The empire of disaster capitalism came up with a new business plan for the world: after the destruction, nothing really gets rebuilt. Haitians are still waiting for Godot and wondering who stole the money given to them by the international community. Godot has not visited Detroit, Michigan either. Godot will certainly not pay a visit to the ruins of Iraq and Syria, courtesy of disaster capitalism’s empire of chaos. What will it take for the countless victims of the managers of disaster-for-profit to come out of their lethargy? What will it take for them to emerge from their semi-comatose state engineered by the mainstream media on the payroll of disaster capitalism?

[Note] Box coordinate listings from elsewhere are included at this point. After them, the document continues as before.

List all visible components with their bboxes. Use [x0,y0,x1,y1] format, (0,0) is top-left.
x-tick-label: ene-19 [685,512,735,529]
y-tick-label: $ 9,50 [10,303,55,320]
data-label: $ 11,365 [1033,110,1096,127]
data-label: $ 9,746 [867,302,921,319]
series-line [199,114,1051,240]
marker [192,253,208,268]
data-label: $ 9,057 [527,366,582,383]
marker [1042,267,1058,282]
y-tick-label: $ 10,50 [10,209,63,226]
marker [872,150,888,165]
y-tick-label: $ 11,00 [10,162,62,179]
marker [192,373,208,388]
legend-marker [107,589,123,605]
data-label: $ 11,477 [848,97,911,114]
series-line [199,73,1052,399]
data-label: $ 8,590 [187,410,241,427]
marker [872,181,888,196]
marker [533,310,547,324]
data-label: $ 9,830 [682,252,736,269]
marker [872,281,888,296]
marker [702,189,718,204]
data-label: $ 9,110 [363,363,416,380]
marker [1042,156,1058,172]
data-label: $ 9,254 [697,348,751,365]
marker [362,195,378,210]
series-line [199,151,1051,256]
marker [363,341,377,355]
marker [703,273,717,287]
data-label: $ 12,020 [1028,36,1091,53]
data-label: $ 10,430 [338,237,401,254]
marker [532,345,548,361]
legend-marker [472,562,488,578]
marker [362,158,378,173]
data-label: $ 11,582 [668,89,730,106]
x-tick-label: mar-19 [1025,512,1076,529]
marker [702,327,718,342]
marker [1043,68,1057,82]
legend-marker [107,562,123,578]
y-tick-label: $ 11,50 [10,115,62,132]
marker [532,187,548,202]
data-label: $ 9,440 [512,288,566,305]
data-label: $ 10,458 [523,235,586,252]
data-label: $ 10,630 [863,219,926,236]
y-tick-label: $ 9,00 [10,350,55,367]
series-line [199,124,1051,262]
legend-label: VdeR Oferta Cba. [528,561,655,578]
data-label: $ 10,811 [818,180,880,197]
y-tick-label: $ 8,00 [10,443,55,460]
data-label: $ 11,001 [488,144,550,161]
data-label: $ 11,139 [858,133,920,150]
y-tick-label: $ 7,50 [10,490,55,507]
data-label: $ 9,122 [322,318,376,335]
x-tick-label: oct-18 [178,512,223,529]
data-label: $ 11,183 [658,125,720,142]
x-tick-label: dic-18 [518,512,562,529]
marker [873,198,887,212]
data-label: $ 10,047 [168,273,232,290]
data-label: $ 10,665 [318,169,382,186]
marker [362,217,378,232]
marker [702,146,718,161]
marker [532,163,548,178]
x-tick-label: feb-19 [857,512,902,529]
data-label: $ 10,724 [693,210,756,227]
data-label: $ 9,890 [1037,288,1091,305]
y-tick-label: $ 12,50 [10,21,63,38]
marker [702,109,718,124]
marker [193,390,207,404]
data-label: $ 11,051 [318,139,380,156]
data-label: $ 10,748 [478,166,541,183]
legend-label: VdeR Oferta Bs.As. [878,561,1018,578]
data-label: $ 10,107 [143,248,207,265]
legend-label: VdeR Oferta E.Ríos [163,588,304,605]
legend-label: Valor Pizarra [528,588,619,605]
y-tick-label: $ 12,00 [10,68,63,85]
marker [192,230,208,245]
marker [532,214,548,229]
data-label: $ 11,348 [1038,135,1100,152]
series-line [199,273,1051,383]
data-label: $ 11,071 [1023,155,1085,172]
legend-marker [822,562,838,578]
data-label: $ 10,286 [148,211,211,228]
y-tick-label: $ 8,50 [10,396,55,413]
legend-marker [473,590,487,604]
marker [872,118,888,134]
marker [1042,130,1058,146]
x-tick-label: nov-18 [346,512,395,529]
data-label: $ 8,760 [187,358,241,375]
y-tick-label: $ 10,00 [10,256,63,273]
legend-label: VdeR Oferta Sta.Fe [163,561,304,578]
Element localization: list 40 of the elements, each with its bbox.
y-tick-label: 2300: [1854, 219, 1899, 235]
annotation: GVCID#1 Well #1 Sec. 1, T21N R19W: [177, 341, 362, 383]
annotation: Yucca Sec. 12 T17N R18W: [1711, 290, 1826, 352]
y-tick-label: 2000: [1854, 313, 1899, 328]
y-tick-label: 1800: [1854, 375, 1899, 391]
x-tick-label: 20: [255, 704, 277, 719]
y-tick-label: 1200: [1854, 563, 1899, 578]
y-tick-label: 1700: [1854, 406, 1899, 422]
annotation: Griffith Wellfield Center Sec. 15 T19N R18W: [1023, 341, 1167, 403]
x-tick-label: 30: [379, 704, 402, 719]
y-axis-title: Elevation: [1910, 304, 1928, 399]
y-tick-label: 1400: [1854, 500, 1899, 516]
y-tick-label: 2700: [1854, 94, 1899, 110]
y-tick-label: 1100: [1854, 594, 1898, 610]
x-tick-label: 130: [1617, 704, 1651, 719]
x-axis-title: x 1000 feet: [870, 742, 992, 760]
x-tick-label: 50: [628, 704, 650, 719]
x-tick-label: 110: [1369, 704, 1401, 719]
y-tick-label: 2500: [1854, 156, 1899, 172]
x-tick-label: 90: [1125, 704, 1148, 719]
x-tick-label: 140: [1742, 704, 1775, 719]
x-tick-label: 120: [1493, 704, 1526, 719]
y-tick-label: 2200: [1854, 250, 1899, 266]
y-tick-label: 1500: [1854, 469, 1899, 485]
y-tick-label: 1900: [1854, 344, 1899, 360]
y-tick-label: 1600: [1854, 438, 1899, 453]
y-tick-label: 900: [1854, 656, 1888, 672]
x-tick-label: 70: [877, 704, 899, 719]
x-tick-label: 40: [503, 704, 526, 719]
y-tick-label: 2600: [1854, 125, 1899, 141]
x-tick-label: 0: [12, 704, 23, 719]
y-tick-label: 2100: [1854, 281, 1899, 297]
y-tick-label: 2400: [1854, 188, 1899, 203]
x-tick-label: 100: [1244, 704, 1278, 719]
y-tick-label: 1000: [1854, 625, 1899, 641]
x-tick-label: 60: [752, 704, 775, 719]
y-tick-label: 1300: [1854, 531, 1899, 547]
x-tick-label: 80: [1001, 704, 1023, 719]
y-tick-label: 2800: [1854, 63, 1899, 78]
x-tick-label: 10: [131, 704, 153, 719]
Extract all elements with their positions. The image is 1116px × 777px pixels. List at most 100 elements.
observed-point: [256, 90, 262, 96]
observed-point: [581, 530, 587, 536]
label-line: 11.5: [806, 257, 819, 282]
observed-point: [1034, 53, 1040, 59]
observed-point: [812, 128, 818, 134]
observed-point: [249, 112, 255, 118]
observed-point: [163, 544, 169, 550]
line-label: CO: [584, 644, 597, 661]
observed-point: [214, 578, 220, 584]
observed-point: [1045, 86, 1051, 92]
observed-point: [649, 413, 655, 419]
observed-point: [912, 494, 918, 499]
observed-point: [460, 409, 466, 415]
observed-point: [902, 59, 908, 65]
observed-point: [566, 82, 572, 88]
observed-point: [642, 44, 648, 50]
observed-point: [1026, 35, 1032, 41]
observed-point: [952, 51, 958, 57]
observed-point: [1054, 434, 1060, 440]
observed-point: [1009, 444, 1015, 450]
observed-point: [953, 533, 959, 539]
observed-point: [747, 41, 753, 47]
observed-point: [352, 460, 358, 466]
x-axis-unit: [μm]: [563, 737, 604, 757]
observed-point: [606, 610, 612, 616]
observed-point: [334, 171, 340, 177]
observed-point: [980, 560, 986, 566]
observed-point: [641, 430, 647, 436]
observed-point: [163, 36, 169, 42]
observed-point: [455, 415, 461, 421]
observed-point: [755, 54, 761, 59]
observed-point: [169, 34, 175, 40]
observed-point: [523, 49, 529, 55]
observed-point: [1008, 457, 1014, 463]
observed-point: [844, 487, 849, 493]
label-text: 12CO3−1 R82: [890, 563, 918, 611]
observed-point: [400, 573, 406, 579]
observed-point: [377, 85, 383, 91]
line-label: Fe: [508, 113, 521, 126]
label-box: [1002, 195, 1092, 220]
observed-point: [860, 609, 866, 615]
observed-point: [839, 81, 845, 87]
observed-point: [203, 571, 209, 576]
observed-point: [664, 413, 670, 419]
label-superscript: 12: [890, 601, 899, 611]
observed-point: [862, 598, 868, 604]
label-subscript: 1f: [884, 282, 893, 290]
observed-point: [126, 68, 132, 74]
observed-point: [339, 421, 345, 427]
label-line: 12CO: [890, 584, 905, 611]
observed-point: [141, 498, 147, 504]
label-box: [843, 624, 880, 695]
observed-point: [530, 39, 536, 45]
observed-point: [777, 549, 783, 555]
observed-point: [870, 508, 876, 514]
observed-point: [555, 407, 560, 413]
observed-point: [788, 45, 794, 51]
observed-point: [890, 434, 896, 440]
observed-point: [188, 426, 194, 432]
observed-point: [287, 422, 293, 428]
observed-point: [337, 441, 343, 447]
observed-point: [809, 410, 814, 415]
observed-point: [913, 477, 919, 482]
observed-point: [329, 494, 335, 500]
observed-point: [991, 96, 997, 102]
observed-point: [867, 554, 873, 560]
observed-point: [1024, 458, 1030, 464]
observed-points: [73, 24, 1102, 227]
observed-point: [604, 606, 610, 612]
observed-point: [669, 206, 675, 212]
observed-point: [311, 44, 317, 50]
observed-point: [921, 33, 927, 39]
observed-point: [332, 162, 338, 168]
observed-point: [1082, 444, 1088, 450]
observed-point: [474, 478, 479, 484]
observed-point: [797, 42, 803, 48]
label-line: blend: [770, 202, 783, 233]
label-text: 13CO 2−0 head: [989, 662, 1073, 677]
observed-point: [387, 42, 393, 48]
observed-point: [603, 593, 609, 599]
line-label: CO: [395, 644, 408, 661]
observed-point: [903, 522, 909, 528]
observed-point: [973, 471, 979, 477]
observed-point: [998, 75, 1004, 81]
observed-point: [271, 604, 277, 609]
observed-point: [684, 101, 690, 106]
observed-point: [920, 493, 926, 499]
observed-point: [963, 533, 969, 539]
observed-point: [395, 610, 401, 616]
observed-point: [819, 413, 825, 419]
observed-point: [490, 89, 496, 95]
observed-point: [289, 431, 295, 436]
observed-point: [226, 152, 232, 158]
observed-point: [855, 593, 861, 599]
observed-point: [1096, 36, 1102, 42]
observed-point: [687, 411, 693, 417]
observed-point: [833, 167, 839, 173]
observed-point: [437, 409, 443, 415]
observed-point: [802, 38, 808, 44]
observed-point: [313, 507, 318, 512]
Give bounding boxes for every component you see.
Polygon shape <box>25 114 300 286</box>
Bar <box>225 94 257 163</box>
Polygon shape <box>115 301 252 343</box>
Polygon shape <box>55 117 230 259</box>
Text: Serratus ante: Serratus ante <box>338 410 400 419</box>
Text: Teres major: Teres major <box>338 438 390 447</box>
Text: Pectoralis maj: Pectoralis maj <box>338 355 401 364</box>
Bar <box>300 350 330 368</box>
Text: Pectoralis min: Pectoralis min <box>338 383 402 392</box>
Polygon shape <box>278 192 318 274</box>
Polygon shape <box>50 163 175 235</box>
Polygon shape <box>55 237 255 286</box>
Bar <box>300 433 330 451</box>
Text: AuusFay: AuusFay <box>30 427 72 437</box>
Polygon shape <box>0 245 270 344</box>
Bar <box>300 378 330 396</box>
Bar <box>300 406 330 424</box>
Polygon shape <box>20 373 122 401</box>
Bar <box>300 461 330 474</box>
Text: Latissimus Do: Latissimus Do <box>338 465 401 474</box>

Will it be a hurricane bigger than Katrina sweeping through the Gulf of Mexico and destroying the bulk of the oilrigs? Will it take the destruction of another country following the model of Afghanistan, Iraq and Syria? Godot or a providential man will not come. People worldwide must understand that we have already entered a stage of general systemic failure, and that it is time for action, not for a change of window dressing. Godot will not come; it is time for people of the Earth to grab their destiny by the scruff of the neck. Time for drastic and concerted action.